Now, here things get interesting. The idea is that the stickiness factor is most important for this top-level goal. However, if the situation so demands, it is often recommended to change your mid or lower-level goals to the pursuit of your top-level goal.
She talks about the concept of “positive fantasizing”, a term coined by her fellow psychologist Gabriele Oettingen. So many positive fantasizers have lofty top-level goals but either zero or pretty shaky lower level goal hierarchies with no idea of what is going to get them there or the will to follow through on it, despite the obstacles. What this ends up in is lofty goals and disappointment of not achieving those.
However, the opposite is also a problem. Having fleeting low or mid-level goals with nothing unifying them at a top-level will be like being a kid in an unlimited-access candy store. You keep binging on one, get bored or challenged much more than you signed up for, and then switch to something that looks more attractive, only ending up with a potential case of diabetes.
Four elements of grit to cultivate
This here is the meat of the book where Duckworth zeroes in on four core elements of grit, that when conscious about, we can all work on cultivating. What I really liked about this part was the research-backed supporting as well as some conventional wisdom turned on its head. Yes, this post is probably lengthy, but it is well worth a read.
We all know we work better and are happier when doing something we enjoy. For me, it goes a step further since try as I may, beyond a point my brain refuses to function on things in which I have no interest at all.
However, how do we know what interests us? Is it as instinctive and as impulsive as we think? Is it love at first action? As Duckworth says very vividly in the two distinct statements below, most definitely not:
But a first encounter with what might eventually lead to a lifelong passion is exactly that—just the opening scene in a much longer, less dramatic narrative.-Grit, Angela Duckworth
Here’s what science has to say: passion for your work is a little bit of discovery, followed by a lot of development, and then a lifetime of deepening.-Grit, Angela Duckworth
Most successful people or domain experts (or grit paragons, as Duckworth terms them), started out in their field with tentative testing dips. In fact, as she rightly points out, it is important that we try as much and experiment as much as possible to really discover our passion. How else will you know what is that you can stick to?
However, a major clarification here is the definition of the word passion itself. What does passion or interest mean here? Does it mean flitting from one thing to the other and dropping it in pursuit of novelty? How do people stick to something for years, still finding enough interest levels to sustain that flame of passion?
The difference here lies in horizontal versus vertical. So for the serial interest hopper (which I definitely identified myself with at one point), they jump horizontally from one thing to the other. However, people with sustained passions, go deeper vertically discovering more and more nuances in their chosen field.

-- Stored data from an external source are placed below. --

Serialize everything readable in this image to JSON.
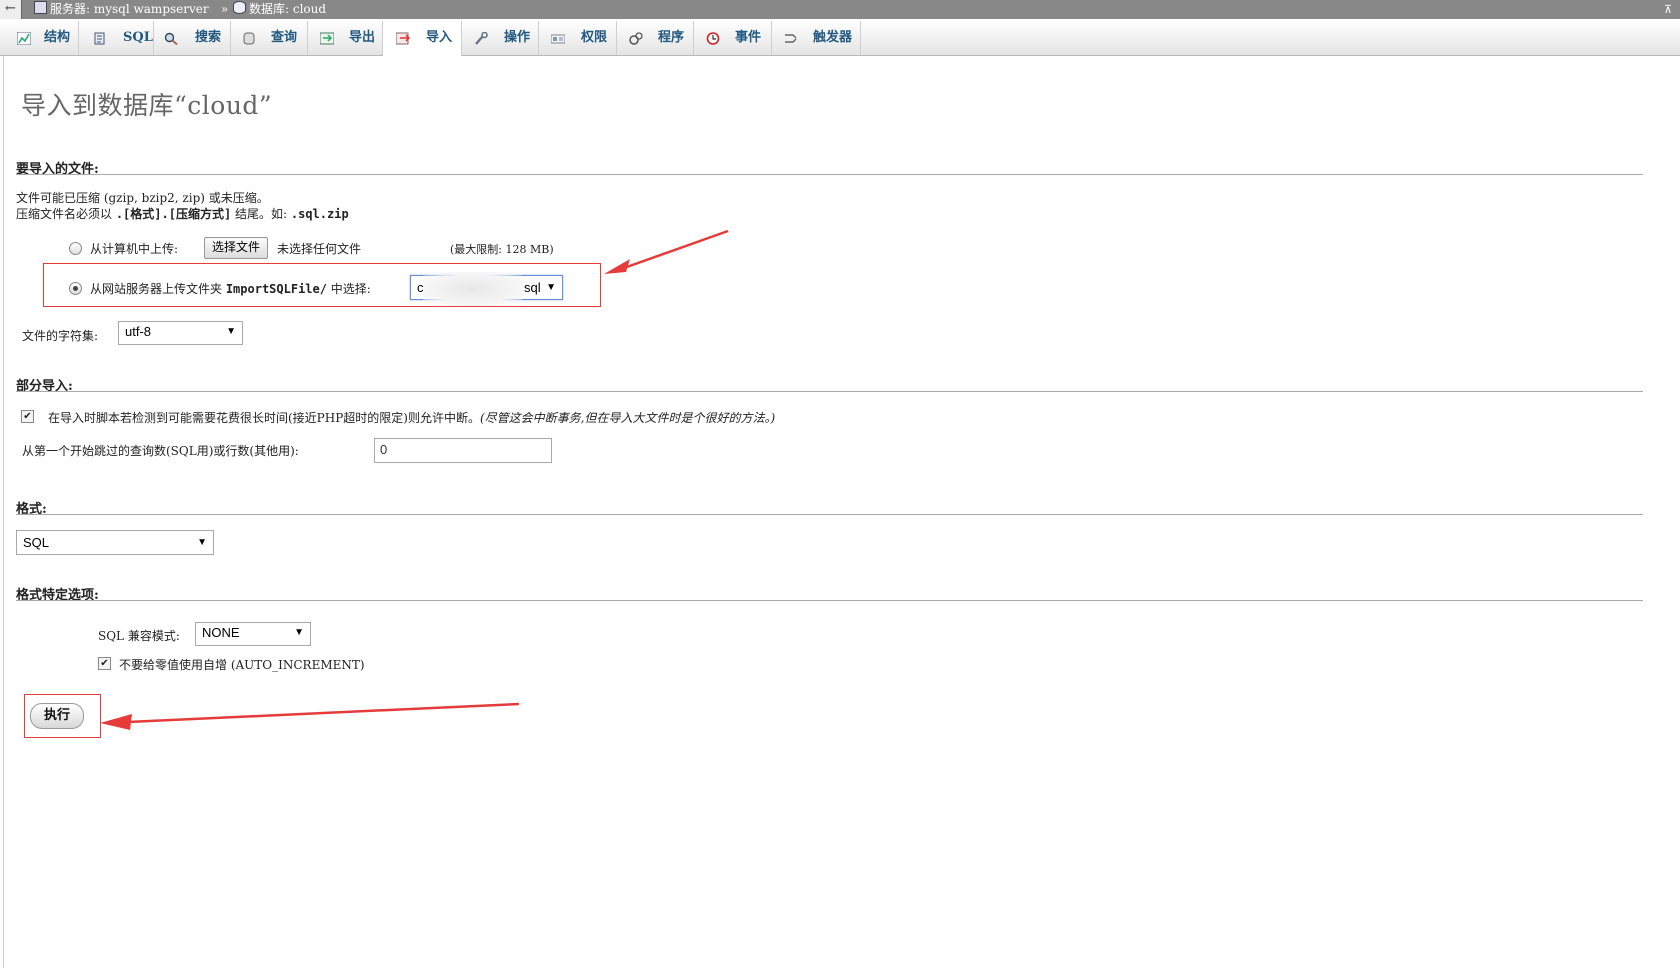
{
  "breadcrumb": {
    "back": "←",
    "server_label": "服务器: mysql wampserver",
    "separator": "»",
    "database_label": "数据库: cloud",
    "collapse": "⊼"
  },
  "tabs": [
    {
      "label": "结构",
      "icon": "structure-icon"
    },
    {
      "label": "SQL",
      "icon": "sql-icon"
    },
    {
      "label": "搜索",
      "icon": "search-icon"
    },
    {
      "label": "查询",
      "icon": "query-icon"
    },
    {
      "label": "导出",
      "icon": "export-icon"
    },
    {
      "label": "导入",
      "icon": "import-icon",
      "active": true
    },
    {
      "label": "操作",
      "icon": "wrench-icon"
    },
    {
      "label": "权限",
      "icon": "privileges-icon"
    },
    {
      "label": "程序",
      "icon": "routines-icon"
    },
    {
      "label": "事件",
      "icon": "events-icon"
    },
    {
      "label": "触发器",
      "icon": "triggers-icon"
    }
  ],
  "page_title": "导入到数据库“cloud”",
  "file_section": {
    "heading": "要导入的文件:",
    "note_line1": "文件可能已压缩 (gzip, bzip2, zip) 或未压缩。",
    "note_line2_prefix": "压缩文件名必须以 ",
    "note_line2_format": ".[格式].[压缩方式]",
    "note_line2_mid": " 结尾。如: ",
    "note_line2_example": ".sql.zip",
    "upload_local_label": "从计算机中上传:",
    "choose_file_button": "选择文件",
    "no_file_text": "未选择任何文件",
    "max_limit": "(最大限制: 128 MB)",
    "upload_server_prefix": "从网站服务器上传文件夹 ",
    "upload_server_folder": "ImportSQLFile/",
    "upload_server_suffix": " 中选择:",
    "server_file_value": "c",
    "server_file_suffix": "sql",
    "charset_label": "文件的字符集:",
    "charset_value": "utf-8"
  },
  "partial_section": {
    "heading": "部分导入:",
    "allow_interrupt_text": "在导入时脚本若检测到可能需要花费很长时间(接近PHP超时的限定)则允许中断。",
    "allow_interrupt_hint": "(尽管这会中断事务,但在导入大文件时是个很好的方法。)",
    "skip_label": "从第一个开始跳过的查询数(SQL用)或行数(其他用):",
    "skip_value": "0"
  },
  "format_section": {
    "heading": "格式:",
    "format_value": "SQL"
  },
  "format_options_section": {
    "heading": "格式特定选项:",
    "compat_label": "SQL 兼容模式:",
    "compat_value": "NONE",
    "no_auto_value_text": "不要给零值使用自增 (AUTO_INCREMENT)"
  },
  "go_button": "执行",
  "colors": {
    "annotation_red": "#e63b3b",
    "tab_text": "#235a81"
  }
}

This was one of the aspects Duckworth had talked about in detail, in the podcast which left that indelible mark in my mind. The concept, which I particularly recalled was that of deliberate practice, coined by Anders Ericsson.
The idea is that what sets apart experts from others, with both spending the same time to hone their skills, is the process followed in that practice, aka deliberate practice. The idea is that experts set out to work on a stretch goal or an existing weakness in their skills to ensure continual incremental improvement in their skill. Then they focus and do whatever it takes to work on it, all the while taking feedback to understand the further scope for improvement. Once that chink in the armour is straightened out and that aspect can be smoothly executed, they start the cycle all over again with a new stretch goal in mind.

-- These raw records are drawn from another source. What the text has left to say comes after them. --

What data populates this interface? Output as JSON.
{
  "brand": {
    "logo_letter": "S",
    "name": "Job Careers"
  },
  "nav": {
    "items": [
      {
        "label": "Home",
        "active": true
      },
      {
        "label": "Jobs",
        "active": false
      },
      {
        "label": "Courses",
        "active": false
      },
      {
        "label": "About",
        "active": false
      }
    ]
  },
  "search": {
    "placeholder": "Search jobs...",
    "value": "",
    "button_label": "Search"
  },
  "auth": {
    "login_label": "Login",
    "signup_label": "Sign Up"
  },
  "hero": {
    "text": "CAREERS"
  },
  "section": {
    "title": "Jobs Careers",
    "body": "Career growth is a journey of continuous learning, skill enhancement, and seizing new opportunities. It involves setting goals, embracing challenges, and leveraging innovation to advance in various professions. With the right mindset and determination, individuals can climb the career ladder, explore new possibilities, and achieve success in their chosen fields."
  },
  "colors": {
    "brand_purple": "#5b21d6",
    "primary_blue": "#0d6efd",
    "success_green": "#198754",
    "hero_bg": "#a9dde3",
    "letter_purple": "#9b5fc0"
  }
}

Is it easy and enjoyable? Not as per Ericsson. It is tough, gruelling work, the likes of which most “grit paragons” don’t keep up with post-retirement. It is mentally challenging and physically exhausting and not something that can be sustained over long periods in a day as it has to be interspersed with deep rest as well.
In some ways, this reminds me of the number of mock tests I have taken at different times in life, be it for Class 12 Maths, MBA entrance exams in India (CAT) or for GMAT. If you just go through the drill of doing a few easy questions, it may not be good enough. However, doing full-length papers in timed exam conditions literally did feel exhausting.
Another interesting aspect in this part was the way the author addresses the potential conflict between deliberate practice and the state of “Flow” as described by Mihaly Csikszentmihalyi. As per Csikszentmihalyi, Flow is “the state in which people are so involved in an activity that nothing else seems to matter; the experience itself is so enjoyable that people will do it even at great cost, for the sheer sake of doing it.”
Is it possible for one person to do deliberate practice and experience flow for the same skill? Duckworth comes to the conclusion that indeed that is the case. Note, that I did not mention at the same time since the two are mutually exclusive concepts and end up happening at different points in time.
In other words, deliberate practice is for preparation, and flow is for performance.-Grit, Angela Duckworth
Think about it. Deliberate practice is where you iron out the wrinkles in your skillset. Flow is when you display them in their full glory, revelling in the experience. I thought she was spot on with this conclusion.
I think somewhere or the other, we have all heard this. Sustaining a deep sense of passion often comes with a core belief in doing good for people other than ourselves. Call it the self-fulfilling goody-two-shoes prophecy or just the importance of social connections for us humans.
In this aspect, Duckworth invokes Aristotle’s recognition of two routes to happiness – hedonic or the selfish and instantly gratuitous experiences and the eudaimonic route which is well in line with a noble inner spirit. Obviously, Aristotle disses the hedonic route, exalting the eudaimonic way to it.
But, is it always about finding your purpose and working around it or can you suddenly realize a larger purpose in the work you are already doing? Here, I think different strokes for different folks.
In my experience, for me, marketing was initially a hedonistic vehicle. It gave me what I thought was an outlet for a creative direction of thought. However, gradually it started to irk me as I was no longer sure what difference was my work making in anyone’s life. That is what pushed me to my search for purpose, which I found in personal finance, making it my eudaimonic pursuit. Straddling both those paths is my love for writing, which gives me a hedonistic satisfaction and a hope of eudaimonic traits with the belief that it could enlighten or entertain people.
Are you an optimist or a pessimist? Do you take failure to be permanent or look at ways around it and remember that tomorrow is another day? Do you believe the talent and ability to learn can be changed, and even grown?
In this aspect, Duckworth talks about different types of hope and optimism. The optimism that doesn’t view failures as negative events but only as something to learn from. The hope that things are changeable with a mindset and skillset expandable.
Another aspect that she explored in this topic, which gave me a lot of hope was the connection between grit and happiness. How often have we consoled ourselves that if someone has reached the top of the ladder, then they are not happy because success brings its own pitfalls and it’s not a life worth hankering for? It was honestly heartening to see the research-backed mutual co-existence between grittiness and happiness with a linkage to optimism.
Essentially mindset, optimistic self-talk and not taking failure as permanent become important key points in the pursuit of grit.
One of the biggest chunks that I have not covered in this post is the part about raising gritty children. With a self-defined passion of helping children thrive and being a mother to two children herself, there is clearly a lot of value in this part for any parent looking to raise gritty kids. All in all, there were a lot of valuable research-backed lessons to take from this book. For anyone looking for a good Personal Growth read, don’t hesitate to pick this one up.